よって、休職期間中の賃金 が「なし」であっても、約6割分の国の賃金補償があるので、(満額ではないものの)大丈夫という図式です。

休職規程の明確化

以上を踏まえた上で、会社は、休職または復職に関する規程を就業規則に明記し、社員に周知する必要があります。
規定すべき主なポイントは、以下のとおりです。実際に、休職や復職があった経験が会社側にないと、想定しづらい部分もありますが、できるだけ具体的に定めておくことをおすすめします。
①休職事由(休職とする前段階で、例えば、「私傷病による欠勤が欠勤開始日から〇日を超える時」のような事由および判定期間、②休職期間、③休職の申請等の手続き、④休職期間中の賃金の有無⑤休職期間中の社会保険料の自己負担分の支払い方法⑥復職時の判断(復職に対する判定基準や判定機関、医学的な判断を要する場合の医療機関・外部機関との連携等)

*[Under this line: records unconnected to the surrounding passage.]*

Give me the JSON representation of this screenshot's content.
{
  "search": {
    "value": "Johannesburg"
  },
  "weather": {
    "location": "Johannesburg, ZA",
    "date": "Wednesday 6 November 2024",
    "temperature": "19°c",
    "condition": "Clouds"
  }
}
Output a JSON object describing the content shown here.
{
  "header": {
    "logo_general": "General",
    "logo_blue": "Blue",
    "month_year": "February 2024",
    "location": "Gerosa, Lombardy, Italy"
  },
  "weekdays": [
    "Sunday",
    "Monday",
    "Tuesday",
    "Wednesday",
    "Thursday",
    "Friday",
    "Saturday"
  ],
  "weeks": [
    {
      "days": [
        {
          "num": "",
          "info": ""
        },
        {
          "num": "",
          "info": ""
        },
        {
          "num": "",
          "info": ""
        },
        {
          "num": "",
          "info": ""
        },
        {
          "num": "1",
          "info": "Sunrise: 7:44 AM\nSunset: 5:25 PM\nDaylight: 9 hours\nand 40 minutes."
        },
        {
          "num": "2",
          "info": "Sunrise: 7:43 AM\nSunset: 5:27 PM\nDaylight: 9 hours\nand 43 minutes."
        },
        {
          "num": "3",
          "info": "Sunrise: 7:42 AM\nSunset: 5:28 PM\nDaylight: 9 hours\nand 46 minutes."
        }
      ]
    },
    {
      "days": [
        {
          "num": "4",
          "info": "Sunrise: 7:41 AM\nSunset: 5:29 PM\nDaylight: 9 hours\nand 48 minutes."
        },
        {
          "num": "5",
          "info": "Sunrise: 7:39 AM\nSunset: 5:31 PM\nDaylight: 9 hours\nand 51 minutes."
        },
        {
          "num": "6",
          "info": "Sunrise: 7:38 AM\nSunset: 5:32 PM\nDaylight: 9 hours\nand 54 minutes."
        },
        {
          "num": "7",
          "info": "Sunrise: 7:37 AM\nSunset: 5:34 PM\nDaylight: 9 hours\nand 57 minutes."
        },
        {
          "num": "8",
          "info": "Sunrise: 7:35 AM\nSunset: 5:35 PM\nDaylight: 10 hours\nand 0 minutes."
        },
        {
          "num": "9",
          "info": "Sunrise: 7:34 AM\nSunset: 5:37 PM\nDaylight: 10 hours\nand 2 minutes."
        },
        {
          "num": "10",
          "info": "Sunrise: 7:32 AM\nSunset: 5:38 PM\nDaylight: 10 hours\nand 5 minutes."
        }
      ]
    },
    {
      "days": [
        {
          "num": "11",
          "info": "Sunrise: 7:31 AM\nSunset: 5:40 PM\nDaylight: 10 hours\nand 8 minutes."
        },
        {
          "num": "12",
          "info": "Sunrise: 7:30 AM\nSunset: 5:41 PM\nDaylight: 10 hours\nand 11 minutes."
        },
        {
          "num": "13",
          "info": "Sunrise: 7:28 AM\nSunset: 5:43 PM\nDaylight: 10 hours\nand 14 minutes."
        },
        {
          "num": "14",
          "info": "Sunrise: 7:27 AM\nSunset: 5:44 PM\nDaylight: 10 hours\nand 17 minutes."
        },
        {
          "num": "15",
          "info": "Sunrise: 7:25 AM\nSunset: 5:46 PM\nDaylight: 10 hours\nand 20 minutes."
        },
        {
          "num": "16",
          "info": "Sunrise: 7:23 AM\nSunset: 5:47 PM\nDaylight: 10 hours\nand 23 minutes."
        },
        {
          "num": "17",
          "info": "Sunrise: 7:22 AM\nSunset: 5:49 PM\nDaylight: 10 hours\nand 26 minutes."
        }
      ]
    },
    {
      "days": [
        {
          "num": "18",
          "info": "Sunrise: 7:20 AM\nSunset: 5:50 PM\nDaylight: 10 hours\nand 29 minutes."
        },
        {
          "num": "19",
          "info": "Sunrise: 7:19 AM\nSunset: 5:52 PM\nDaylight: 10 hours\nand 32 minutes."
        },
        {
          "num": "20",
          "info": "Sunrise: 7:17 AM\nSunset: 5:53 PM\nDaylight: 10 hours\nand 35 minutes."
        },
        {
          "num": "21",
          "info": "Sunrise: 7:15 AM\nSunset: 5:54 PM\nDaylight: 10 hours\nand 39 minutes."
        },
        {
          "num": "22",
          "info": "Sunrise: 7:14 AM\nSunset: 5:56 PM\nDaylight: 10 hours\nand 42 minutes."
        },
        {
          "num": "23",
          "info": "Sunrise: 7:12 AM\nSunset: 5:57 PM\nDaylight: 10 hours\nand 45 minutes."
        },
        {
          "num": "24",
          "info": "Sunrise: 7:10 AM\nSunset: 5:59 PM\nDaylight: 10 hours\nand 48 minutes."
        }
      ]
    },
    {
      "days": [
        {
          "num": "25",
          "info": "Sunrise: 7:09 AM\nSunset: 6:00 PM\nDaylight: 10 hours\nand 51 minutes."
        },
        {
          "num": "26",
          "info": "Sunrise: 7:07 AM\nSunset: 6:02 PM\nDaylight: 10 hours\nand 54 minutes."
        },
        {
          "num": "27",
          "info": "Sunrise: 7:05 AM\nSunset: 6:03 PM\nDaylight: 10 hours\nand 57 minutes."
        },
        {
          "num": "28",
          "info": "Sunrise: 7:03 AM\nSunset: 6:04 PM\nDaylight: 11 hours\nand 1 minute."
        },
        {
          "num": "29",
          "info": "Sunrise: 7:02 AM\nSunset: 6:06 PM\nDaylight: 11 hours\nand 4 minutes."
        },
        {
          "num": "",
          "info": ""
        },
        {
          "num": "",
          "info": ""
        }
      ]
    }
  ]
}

休職制度は、社員と会社の双方にとって重要な制度です。時代の変遷とともに、その理解と運用は進化、細分化していますが、根本的には社員の健康と福祉を守るためのものです。会社は、法律を遵守しつつも、会社に合わせた内容で、適切な休職規程を整備することで、社員を支援し、同時に経営上のリスクを管理することが重要です。